For four centuries the Graham family nurtured and developed Netherby and its estates before they finally parted company in the late 1900s.
There’s is a tale of “rogues to riches”, steeped in the history of the Borders with its notorious Reivers and a unique part of the country that went by the forbidding name of the Debateable Land.
It appears the Netherby Grahams descended from nobility, through Lang Will Graham, born in 1468, a grandson of Malise, Earl of Strathearn and 1st Earl of Menteith.
Sometime before 1492, the King of Scots, probably James III, got fed up of Lang Will’s business practices. He was well known for his Reiver ways of extracting rents, mails, for land he did own but he went too far when he stole lands from the Earl of Morton.
Put to the horn, in other words and outlaw, he was eventually forced to flee with his family to the Debateable Land, an area between Langholm and the Solway claimed by neither Scotland nor England. It was a British badlands, an area where any person who was outwith the law and consequently could be killed without any redress on the killer, would find refuge. As such it was home to some of the most notorious Border Reivers, the Grahams among them.

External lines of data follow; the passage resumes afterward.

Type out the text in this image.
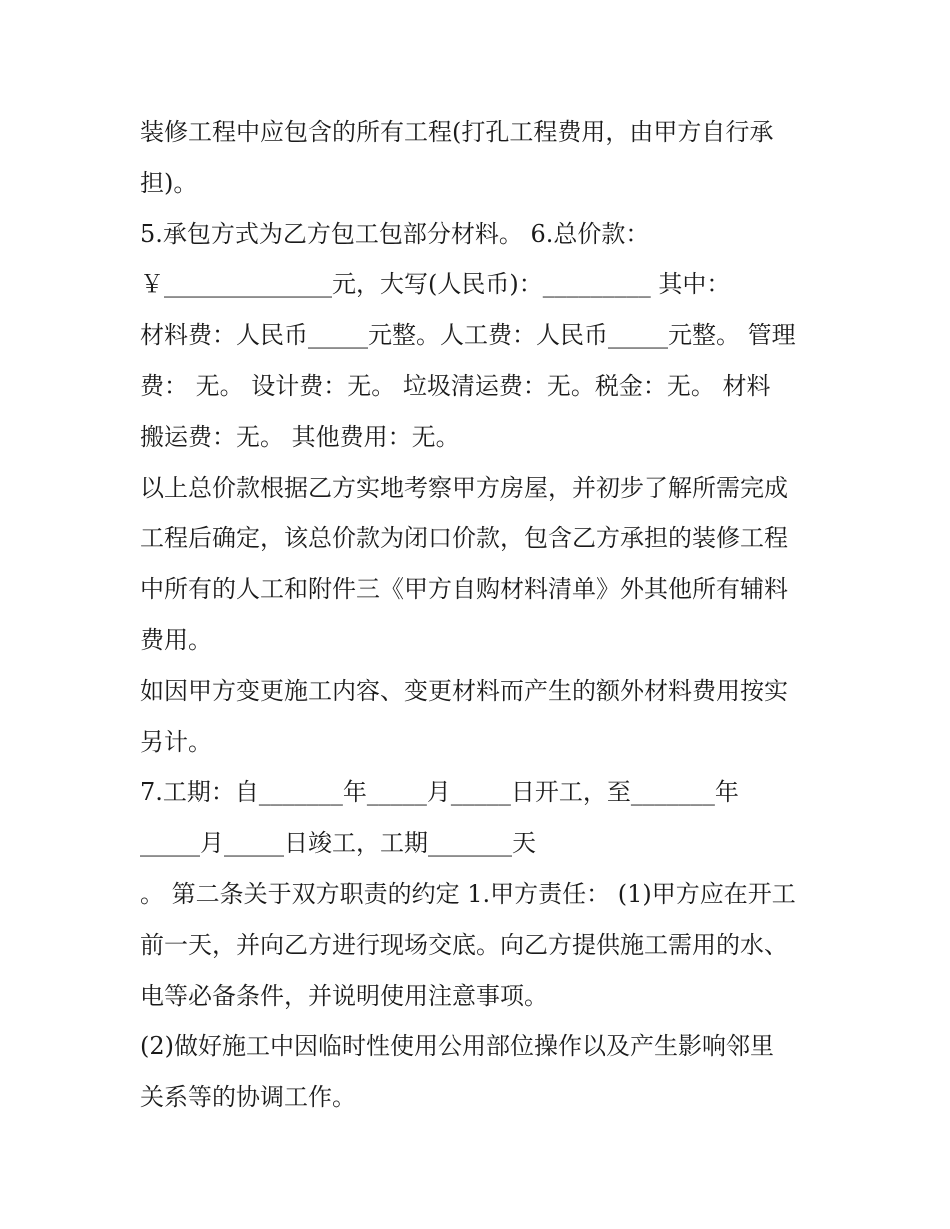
装修工程中应包含的所有工程(打孔工程费用，由甲方自行承
担)。
5.承包方式为乙方包工包部分材料。 6.总价款：
￥______________元，大写(人民币)：_________ 其中：
材料费：人民币_____元整。人工费：人民币_____元整。 管理
费： 无。 设计费：无。 垃圾清运费：无。税金：无。 材料
搬运费：无。 其他费用：无。
以上总价款根据乙方实地考察甲方房屋，并初步了解所需完成
工程后确定，该总价款为闭口价款，包含乙方承担的装修工程
中所有的人工和附件三《甲方自购材料清单》外其他所有辅料
费用。
如因甲方变更施工内容、变更材料而产生的额外材料费用按实
另计。
7.工期：自_______年_____月_____日开工，至_______年
_____月_____日竣工，工期_______天
。 第二条关于双方职责的约定 1.甲方责任： (1)甲方应在开工
前一天，并向乙方进行现场交底。向乙方提供施工需用的水、
电等必备条件，并说明使用注意事项。
(2)做好施工中因临时性使用公用部位操作以及产生影响邻里
关系等的协调工作。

Lang Will’s family prospered. By the 1540s, made up of at least six sons, they had half a dozen peel towers and the eldest son, Richard, owned Netherby. Lang Will’s rent collecting business, blackmail to you and I, raised vast amounts of money, 100,000 merks according to one source. They were allies of the Armstrongs and linked by marriage to the Johnstones.
But they were arrogantly confident about their strength and abilities as a record from the State Papers of Henry VIII, in the shape of a letter from his nephew, King James V, reveals. It complains that on May 29, 1541, six sons of Lang Will Graham (Richard, Thomas, Fergus, Will, John, and Hutchin), along with about 50 others, on an open day foray came to Auchinbadrig, in the lands of Logane, in the parish of Kirkpatrick (Dumfriesshire) and there murdered brothers Thomas, Rolland, and William Armstrong, sons of David Armstrong. The accused then brazenly appeared the following Tuesday at a day of truce held by the Scottish West March Warden, Lord Maxwell, and his English counterpart, Sir Thomas Wharton, with the blood of the slain still on their hands, faces, and clothes. Maxwell was rebuffed when he asked for redress.
It was not the last time the Grahams would be part of a rebuff to the Maxwells. They fought alongside the Johnstones at the Battle of Dryfe Sands in December, 1593. The vastly outnumbered Johnstones out thought and outfought Lord Maxwell’s superior forces in a running battle through the streets of Lockerbie.
King James VI brought the reiving way of life to an end after he ascended the English throne in 1603. But the Graham’s success story continued with another Richard, almost certainly a grandson of Lang Will. Born in 1583, he was a favourite of King James and became Master of the Horse to the Duke of Buckingham, entrusted to run errands all over Europe. One was to arrange the marriage of the King of Spain’s daughter to King Charles 1.
He is referred to as Sir Richard and is credited with taking the first steps to turn the old peel tower into the magnificent home and gardens it was to become.
So in the space of three generations the fortunes of the Graham family had been transformed from notorious outlaw to a Royal favourite at the heart of the kingdom.
The work on the Hall was to continue through successive generations. Alterations made by Dr Robert Graham, who took possession in 1757, were still visible in the 1960s.
Possibly Netherby’s most celebrated son was Sir James Graham, 1792 -1861, who became MP for Carlisle and several other constituencies, and has been described as a politician of national importance, a British statesman.
The second baronet, in an illustrious career he was First Lord of the Admiralty and went on to become Secretary to the Home Department under prime minister Robert Peel. Graham Land in Antarctica is named after him.
He carried out further extensions to the house in 1833.
His father, the first baronet, also James, was a friend of the great Scottish author, Sir Walter Scott, who, it is claimed, wrote his famous poem, Young Lochinvar, at Netherby in 1802.
Much of the estate was sold off in the early twentieth century but it remained in the family’s hands until the 1960s.